Die Freiwillige Feuerwehren sind das Rückgrat des Rettungswesens

Ohne sie wäre eine flächendeckende Versorgung mit sehr hohen Kosten verbunden und würde viele Städte und Gemeinden an die Grenzen der finanziellen Leistungsfähigkeit bringen.

Bei einer Freiwilligen Feuerwehr wird die Ausrüstung meist von den Gemeinden, den Kreisen und den Ländern bezahlt, während die örtlichen Kräfte ihre Arbeitskraft unentgeltlich zur Verfügung stellen. Immer mehr spielen auch Spenden eine Rolle, um bestimmte Ausrüstungsgegenstände anzuschaffen, die dringend gebraucht werden, aber übers öffentliche Budget nicht abgedeckt sind. Da in Deutschland Gemeinden verpflichtet sind, eine Feuerwehr bereit zu halten, haben sich die Freiwilligen Feuerwehren gegründet, weil nur große Städte sich eine Berufsfeuerwehr leisten können.

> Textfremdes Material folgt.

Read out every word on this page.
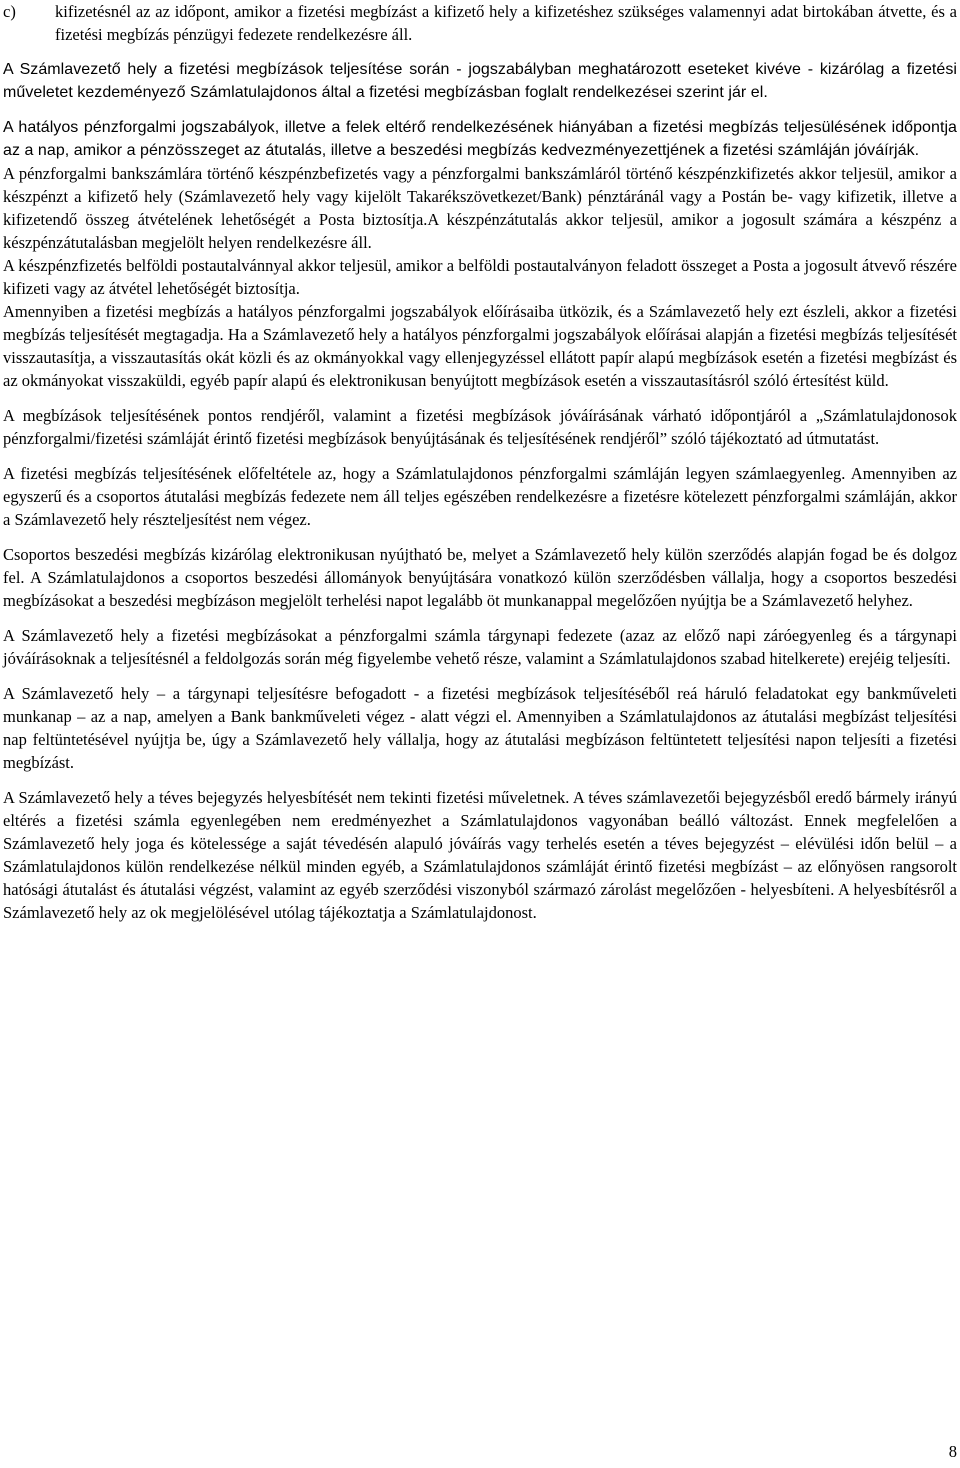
c)	kifizetésnél az az időpont, amikor a fizetési megbízást a kifizető hely a kifizetéshez szükséges valamennyi adat birtokában átvette, és a fizetési megbízás pénzügyi fedezete rendelkezésre áll.

A Számlavezető hely a fizetési megbízások teljesítése során - jogszabályban meghatározott eseteket kivéve - kizárólag a fizetési műveletet kezdeményező Számlatulajdonos által a fizetési megbízásban foglalt rendelkezései szerint jár el.

A hatályos pénzforgalmi jogszabályok, illetve a felek eltérő rendelkezésének hiányában a fizetési megbízás teljesülésének időpontja az a nap, amikor a pénzösszeget az átutalás, illetve a beszedési megbízás kedvezményezettjének a fizetési számláján jóváírják.

A pénzforgalmi bankszámlára történő készpénzbefizetés vagy a pénzforgalmi bankszámláról történő készpénzkifizetés akkor teljesül, amikor a készpénzt a kifizető hely (Számlavezető hely vagy kijelölt Takarékszövetkezet/Bank) pénztáránál vagy a Postán be- vagy kifizetik, illetve a kifizetendő összeg átvételének lehetőségét a Posta biztosítja.A készpénzátutalás akkor teljesül, amikor a jogosult számára a készpénz a készpénzátutalásban megjelölt helyen rendelkezésre áll.

A készpénzfizetés belföldi postautalvánnyal akkor teljesül, amikor a belföldi postautalványon feladott összeget a Posta a jogosult átvevő részére kifizeti vagy az átvétel lehetőségét biztosítja.

Amennyiben a fizetési megbízás a hatályos pénzforgalmi jogszabályok előírásaiba ütközik, és a Számlavezető hely ezt észleli, akkor a fizetési megbízás teljesítését megtagadja. Ha a Számlavezető hely a hatályos pénzforgalmi jogszabályok előírásai alapján a fizetési megbízás teljesítését visszautasítja, a visszautasítás okát közli és az okmányokkal vagy ellenjegyzéssel ellátott papír alapú megbízások esetén a fizetési megbízást és az okmányokat visszaküldi, egyéb papír alapú és elektronikusan benyújtott megbízások esetén a visszautasításról szóló értesítést küld.

A megbízások teljesítésének pontos rendjéről, valamint a fizetési megbízások jóváírásának várható időpontjáról a „Számlatulajdonosok pénzforgalmi/fizetési számláját érintő fizetési megbízások benyújtásának és teljesítésének rendjéről” szóló tájékoztató ad útmutatást.

A fizetési megbízás teljesítésének előfeltétele az, hogy a Számlatulajdonos pénzforgalmi számláján legyen számlaegyenleg. Amennyiben az egyszerű és a csoportos átutalási megbízás fedezete nem áll teljes egészében rendelkezésre a fizetésre kötelezett pénzforgalmi számláján, akkor a Számlavezető hely részteljesítést nem végez.

Csoportos beszedési megbízás kizárólag elektronikusan nyújtható be, melyet a Számlavezető hely külön szerződés alapján fogad be és dolgoz fel. A Számlatulajdonos a csoportos beszedési állományok benyújtására vonatkozó külön szerződésben vállalja, hogy a csoportos beszedési megbízásokat a beszedési megbízáson megjelölt terhelési napot legalább öt munkanappal megelőzően nyújtja be a Számlavezető helyhez.

A Számlavezető hely a fizetési megbízásokat a pénzforgalmi számla tárgynapi fedezete (azaz az előző napi záróegyenleg és a tárgynapi jóváírásoknak a teljesítésnél a feldolgozás során még figyelembe vehető része, valamint a Számlatulajdonos szabad hitelkerete) erejéig teljesíti.

A Számlavezető hely – a tárgynapi teljesítésre befogadott - a fizetési megbízások teljesítéséből reá háruló feladatokat egy bankműveleti munkanap – az a nap, amelyen a Bank bankműveleti végez - alatt végzi el. Amennyiben a Számlatulajdonos az átutalási megbízást teljesítési nap feltüntetésével nyújtja be, úgy a Számlavezető hely vállalja, hogy az átutalási megbízáson feltüntetett teljesítési napon teljesíti a fizetési megbízást.

A Számlavezető hely a téves bejegyzés helyesbítését nem tekinti fizetési műveletnek. A téves számlavezetői bejegyzésből eredő bármely irányú eltérés a fizetési számla egyenlegében nem eredményezhet a Számlatulajdonos vagyonában beálló változást. Ennek megfelelően a Számlavezető hely joga és kötelessége a saját tévedésén alapuló jóváírás vagy terhelés esetén a téves bejegyzést – elévülési időn belül – a Számlatulajdonos külön rendelkezése nélkül minden egyéb, a Számlatulajdonos számláját érintő fizetési megbízást – az előnyösen rangsorolt hatósági átutalást és átutalási végzést, valamint az egyéb szerződési viszonyból származó zárolást megelőzően - helyesbíteni. A helyesbítésről a Számlavezető hely az ok megjelölésével utólag tájékoztatja a Számlatulajdonost.

8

Die ehrenamtlichen Helfer sind dabei Tag und Nacht einsatzbereit

Sie werden sowohl in der lokalen Wehr ausgebildet als auch in Kursen die auf Kreis- und Landesebene stattfinden. Damit ist gewährleistet, dass es immer einen gleichen und aktuellen Ausbildungsstand gibt.

Die meisten Feuerwehren löschen heute kaum noch Feuer, sondern werden vor allem zu technischen Notlagen gerufen. Zu diesen gehören Unfälle, bei denen entweder Verletzte aus einem Auto gerettet werden müssen oder bei denen die Unfallstelle abgesichert und geräumt wird. Wasser- und Sturmschäden nach Unwettern sind ebenfalls eine große zeitliche Herausforderung für die Feuerwehren. Immer wieder wird die Feuerwehr auch zu einer Türöffnung gerufen, wenn sich eine hilflose Person in der Wohnung befindet, die die Tür nicht mehr selbst öffnen kann.

Die zunehmende Zahl von Feuermeldeanlagen in Unternehmen und öffentlichen Gebäuden hat auch die Zahl der Fehlalarme erhöht. Die Feuerwehr muss dann trotzdem ausrücken, selbst wenn ein Fehlalarm telefonisch bereits bestätigt wurde.

Die Freiwilligen Feuerwehren betreiben auch aktive Jugendarbeit und sind meistens als Verein organisiert. Zum Vereinswesen gehört auch, die Angehörigen bei Veranstaltungen mit einzubinden und auch jene Mitglieder die aus Altersgründen nicht mehr im aktiven Dienst mitmachen dürfen. Feuerwehr sind – aus historischen Gründen – militärisch nach Rängen und Gruppen organisiert, so man spricht auch heute noch von der Einheit, die sich dem Feuer nähert von einem Angriffstrupp.